Colorado drivers are earning the state an unwelcome national distinction, with a new analysis ranking the Centennial State fifth in the country for deadly crashes tied to road rage and aggressive driving. The LendingTree study tallies hundreds of fatal collisions where tempers, impatience, or carelessness helped turn everyday conflicts into tragedies in a matter of seconds.
According to LendingTree, which analyzed NHTSA FARS 2024 data, Colorado recorded 642 fatal crashes in 2024. In 255 of those cases - 39.7% - investigators cited at least one contributing factor that researchers classified as aggressive or careless driving. That share puts Colorado fifth-highest among the 50 states. To identify these crashes, the report groups several contributing-factor codes, from inattentive operation to clearly aggressive driving, under a broader category tied to road rage or careless behavior.
Troopers See Confrontations On Local Highways
The Colorado State Patrol has been sounding the alarm on aggressive driving for years and says thousands of motorists report confrontations annually. In one recent snapshot, the agency said its dispatchers took 57,899 calls in 2022, and about 54% of those were labeled as road-rage or aggressive-driving reports. Troopers have responded with targeted enforcement efforts such as the "Stay In Your Lane" campaign, according to Colorado State Patrol.
Who Is Ending Up In These Crashes?
The LendingTree breakdown shows that men are heavily overrepresented in these deadly encounters, accounting for nearly four in five fatal crashes tied to aggressive or careless driving. Millennials and Gen Z together made up about 59% of the drivers involved in those wrecks, per LendingTree. The analysis also found that pickup trucks and popular brands such as Chevrolet and Ford appeared most often among the vehicles involved, a pattern LendingTree notes may reflect both how common those vehicles are and the greater lethality of larger rigs.
Violence On The Road Is Rising Nationwide
Gun-violence researchers say the trend is not confined to Colorado. An analysis by The Trace found that road-rage shootings nationwide rose sharply between 2014 and 2023, increasing several hundred percent and making it far more likely that a dispute on the highway involves a firearm. Those national patterns have overlapped with local spikes in firearm-involved incidents on Colorado highways reported by state and local outlets.
Lawmakers And Prosecutors Move To Respond
This spring, the Colorado Legislature signed off on a pair of measures aimed at tougher enforcement and stiffer penalties. SB26-035 increases penalties and driver-point assessments for repeat speeding and for drivers clocked at 100 mph or higher, while SB26-072 expands criminal exposure for vehicular homicide and related assaults, per the Colorado General Assembly. Prosecutors and traffic safety officials say the new laws give them more tools to pursue deadly reckless-driving cases and to deter extreme speeding.

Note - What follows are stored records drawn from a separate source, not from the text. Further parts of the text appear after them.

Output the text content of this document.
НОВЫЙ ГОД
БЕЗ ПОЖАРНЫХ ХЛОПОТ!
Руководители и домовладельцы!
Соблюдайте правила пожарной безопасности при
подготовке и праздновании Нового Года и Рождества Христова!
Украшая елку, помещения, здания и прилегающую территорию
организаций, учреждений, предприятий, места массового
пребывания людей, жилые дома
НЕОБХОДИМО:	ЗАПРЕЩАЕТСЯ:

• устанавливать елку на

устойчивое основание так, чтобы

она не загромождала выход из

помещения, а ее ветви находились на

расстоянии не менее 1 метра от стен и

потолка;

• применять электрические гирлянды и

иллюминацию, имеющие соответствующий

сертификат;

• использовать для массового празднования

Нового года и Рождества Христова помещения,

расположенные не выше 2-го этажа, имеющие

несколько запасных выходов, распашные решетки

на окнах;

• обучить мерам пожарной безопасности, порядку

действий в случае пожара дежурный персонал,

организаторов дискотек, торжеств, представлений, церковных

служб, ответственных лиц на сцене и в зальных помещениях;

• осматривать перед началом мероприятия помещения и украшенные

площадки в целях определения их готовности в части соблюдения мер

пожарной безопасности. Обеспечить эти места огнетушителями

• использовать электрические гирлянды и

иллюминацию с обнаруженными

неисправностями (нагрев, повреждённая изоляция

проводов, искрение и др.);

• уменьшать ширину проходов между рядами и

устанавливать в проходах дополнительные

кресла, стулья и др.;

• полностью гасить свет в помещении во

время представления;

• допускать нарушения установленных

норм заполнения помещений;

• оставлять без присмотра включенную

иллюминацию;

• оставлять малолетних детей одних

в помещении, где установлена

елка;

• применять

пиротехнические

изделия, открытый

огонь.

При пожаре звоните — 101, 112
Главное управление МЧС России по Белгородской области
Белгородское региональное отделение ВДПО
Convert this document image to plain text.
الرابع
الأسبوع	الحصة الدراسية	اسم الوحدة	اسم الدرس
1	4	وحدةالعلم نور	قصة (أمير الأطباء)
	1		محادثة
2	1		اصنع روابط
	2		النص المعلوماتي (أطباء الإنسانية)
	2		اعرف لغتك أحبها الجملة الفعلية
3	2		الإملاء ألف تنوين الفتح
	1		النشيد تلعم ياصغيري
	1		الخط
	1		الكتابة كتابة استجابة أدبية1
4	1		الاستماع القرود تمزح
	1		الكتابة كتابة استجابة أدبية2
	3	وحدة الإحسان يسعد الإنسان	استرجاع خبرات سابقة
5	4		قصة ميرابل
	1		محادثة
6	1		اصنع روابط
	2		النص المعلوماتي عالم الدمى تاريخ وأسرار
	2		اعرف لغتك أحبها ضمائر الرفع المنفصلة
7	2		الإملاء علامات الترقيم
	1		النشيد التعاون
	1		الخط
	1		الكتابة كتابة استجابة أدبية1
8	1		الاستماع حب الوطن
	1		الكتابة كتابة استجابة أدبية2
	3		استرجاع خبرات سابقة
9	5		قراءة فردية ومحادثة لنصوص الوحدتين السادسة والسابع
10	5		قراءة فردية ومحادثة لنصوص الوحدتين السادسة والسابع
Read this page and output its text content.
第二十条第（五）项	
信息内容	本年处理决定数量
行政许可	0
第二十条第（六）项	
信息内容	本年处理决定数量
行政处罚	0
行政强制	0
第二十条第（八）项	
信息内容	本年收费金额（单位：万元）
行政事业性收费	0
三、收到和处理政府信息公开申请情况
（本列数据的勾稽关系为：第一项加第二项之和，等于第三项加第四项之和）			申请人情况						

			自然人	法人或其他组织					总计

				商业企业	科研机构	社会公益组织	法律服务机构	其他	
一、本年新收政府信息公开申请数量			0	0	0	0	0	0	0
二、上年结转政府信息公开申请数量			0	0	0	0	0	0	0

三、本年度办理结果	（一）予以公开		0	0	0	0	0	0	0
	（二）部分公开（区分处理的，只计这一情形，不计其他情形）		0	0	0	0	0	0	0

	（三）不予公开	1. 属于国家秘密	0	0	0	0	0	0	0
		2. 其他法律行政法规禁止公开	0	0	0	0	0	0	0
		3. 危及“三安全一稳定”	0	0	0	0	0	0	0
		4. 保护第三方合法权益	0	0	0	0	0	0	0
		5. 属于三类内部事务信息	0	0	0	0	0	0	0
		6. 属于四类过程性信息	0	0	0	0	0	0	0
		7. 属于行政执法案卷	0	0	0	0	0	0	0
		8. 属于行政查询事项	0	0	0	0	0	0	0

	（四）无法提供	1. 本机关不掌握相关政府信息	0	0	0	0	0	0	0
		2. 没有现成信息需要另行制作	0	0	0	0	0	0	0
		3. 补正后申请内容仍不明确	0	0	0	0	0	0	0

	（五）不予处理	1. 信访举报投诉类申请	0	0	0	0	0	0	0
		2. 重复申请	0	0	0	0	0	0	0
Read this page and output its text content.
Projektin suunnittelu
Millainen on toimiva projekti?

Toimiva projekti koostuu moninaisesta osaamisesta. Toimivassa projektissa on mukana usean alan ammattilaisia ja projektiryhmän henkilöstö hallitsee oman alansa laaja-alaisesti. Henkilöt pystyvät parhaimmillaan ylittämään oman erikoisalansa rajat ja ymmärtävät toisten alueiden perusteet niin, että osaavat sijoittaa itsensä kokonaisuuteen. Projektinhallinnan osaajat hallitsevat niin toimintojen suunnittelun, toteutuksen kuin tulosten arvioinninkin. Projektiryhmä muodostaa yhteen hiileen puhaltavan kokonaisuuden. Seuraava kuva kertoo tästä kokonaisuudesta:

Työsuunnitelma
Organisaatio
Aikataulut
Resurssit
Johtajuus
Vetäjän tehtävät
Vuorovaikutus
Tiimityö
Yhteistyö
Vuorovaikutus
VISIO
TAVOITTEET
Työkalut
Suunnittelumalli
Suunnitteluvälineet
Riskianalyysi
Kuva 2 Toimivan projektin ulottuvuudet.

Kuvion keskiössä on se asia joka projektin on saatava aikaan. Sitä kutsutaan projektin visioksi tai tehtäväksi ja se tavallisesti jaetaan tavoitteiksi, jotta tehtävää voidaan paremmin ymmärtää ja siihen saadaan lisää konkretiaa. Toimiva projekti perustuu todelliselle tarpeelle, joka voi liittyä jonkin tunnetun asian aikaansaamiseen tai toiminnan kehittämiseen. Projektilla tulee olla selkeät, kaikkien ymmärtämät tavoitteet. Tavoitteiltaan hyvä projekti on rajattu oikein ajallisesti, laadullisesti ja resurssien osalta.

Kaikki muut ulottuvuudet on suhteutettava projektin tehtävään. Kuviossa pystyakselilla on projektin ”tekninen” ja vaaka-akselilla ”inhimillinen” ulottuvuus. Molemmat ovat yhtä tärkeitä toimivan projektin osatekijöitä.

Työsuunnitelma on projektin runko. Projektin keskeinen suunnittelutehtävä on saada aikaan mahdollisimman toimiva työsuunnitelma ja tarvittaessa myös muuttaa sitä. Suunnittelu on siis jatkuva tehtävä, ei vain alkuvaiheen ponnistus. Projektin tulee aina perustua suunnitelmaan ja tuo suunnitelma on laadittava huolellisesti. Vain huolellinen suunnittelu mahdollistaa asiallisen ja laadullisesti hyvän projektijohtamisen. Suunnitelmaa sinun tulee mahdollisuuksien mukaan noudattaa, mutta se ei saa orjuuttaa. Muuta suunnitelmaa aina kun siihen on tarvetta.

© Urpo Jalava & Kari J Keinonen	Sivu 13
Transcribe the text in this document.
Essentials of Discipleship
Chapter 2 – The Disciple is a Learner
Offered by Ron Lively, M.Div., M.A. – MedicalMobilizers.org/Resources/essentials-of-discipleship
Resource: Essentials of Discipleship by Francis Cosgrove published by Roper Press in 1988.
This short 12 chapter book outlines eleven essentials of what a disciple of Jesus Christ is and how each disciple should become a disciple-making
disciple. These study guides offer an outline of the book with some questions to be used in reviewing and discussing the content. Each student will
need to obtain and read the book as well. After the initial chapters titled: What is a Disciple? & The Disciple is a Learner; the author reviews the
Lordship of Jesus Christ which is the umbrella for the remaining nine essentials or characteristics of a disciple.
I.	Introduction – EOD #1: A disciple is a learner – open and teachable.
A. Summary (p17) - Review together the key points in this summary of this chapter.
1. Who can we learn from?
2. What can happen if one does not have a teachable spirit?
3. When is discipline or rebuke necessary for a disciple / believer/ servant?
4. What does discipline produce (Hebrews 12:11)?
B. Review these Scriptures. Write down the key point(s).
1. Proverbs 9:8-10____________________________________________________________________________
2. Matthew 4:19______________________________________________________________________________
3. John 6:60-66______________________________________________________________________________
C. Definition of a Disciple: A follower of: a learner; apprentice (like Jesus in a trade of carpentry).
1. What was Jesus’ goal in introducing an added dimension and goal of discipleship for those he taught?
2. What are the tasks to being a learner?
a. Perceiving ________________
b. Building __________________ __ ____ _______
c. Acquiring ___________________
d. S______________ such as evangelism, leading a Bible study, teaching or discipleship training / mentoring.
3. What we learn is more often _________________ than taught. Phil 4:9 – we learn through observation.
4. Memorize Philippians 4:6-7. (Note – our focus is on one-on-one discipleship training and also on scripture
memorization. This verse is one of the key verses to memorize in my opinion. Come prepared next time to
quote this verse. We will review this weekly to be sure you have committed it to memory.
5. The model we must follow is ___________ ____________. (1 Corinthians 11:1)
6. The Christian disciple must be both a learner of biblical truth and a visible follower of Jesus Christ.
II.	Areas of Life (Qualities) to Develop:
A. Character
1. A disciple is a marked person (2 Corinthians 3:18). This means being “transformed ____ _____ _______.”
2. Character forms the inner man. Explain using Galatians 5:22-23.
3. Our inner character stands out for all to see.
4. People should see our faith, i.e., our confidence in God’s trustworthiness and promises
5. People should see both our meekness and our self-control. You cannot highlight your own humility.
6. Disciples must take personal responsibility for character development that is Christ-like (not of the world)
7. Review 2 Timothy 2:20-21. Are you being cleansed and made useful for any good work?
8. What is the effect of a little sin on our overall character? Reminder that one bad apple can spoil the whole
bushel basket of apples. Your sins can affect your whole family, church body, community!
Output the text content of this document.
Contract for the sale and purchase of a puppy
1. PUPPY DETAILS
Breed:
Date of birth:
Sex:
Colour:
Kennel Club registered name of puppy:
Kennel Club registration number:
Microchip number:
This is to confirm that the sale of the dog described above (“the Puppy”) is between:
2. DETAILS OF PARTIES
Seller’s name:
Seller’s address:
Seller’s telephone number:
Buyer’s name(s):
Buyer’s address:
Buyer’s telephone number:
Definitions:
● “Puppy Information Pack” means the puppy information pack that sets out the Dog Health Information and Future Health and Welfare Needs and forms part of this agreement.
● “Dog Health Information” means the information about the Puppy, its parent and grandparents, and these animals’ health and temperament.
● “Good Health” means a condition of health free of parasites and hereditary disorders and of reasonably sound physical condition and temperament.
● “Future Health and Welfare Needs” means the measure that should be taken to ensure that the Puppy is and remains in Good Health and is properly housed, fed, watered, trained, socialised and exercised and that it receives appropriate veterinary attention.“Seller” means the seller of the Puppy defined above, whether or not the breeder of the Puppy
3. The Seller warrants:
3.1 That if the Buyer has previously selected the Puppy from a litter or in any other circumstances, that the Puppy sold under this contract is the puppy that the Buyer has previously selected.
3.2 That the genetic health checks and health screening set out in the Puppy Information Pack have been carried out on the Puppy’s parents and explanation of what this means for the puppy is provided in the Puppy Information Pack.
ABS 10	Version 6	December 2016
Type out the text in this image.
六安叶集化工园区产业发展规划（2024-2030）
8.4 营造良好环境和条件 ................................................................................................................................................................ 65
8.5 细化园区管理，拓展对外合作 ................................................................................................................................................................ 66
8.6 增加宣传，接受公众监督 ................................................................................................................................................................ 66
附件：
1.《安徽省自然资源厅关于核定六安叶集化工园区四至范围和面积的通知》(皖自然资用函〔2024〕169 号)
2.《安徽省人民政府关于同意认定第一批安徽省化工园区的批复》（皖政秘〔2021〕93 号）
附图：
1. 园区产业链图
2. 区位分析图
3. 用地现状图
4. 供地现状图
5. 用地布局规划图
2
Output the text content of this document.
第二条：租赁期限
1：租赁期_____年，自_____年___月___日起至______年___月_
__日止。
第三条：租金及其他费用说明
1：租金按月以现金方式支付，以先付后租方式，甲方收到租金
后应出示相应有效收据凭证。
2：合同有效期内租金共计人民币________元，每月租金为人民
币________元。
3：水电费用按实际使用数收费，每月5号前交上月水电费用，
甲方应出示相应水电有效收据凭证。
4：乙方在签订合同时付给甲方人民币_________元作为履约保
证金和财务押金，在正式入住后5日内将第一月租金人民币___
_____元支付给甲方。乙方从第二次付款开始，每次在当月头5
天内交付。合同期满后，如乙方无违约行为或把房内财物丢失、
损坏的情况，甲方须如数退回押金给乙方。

Troopers and safety experts keep coming back to the same basic playbook for ordinary drivers: de-escalate. They urge motorists to give space to an aggressive driver, avoid engaging or getting out of the vehicle, and call law enforcement rather than trying to hash things out on the shoulder. Simple choices - stay in your lane, slow down, keep your distance, and skip the hand gestures - can sharply reduce the odds that a brief roadside spat turns into a fatal crash, according to Colorado State Patrol.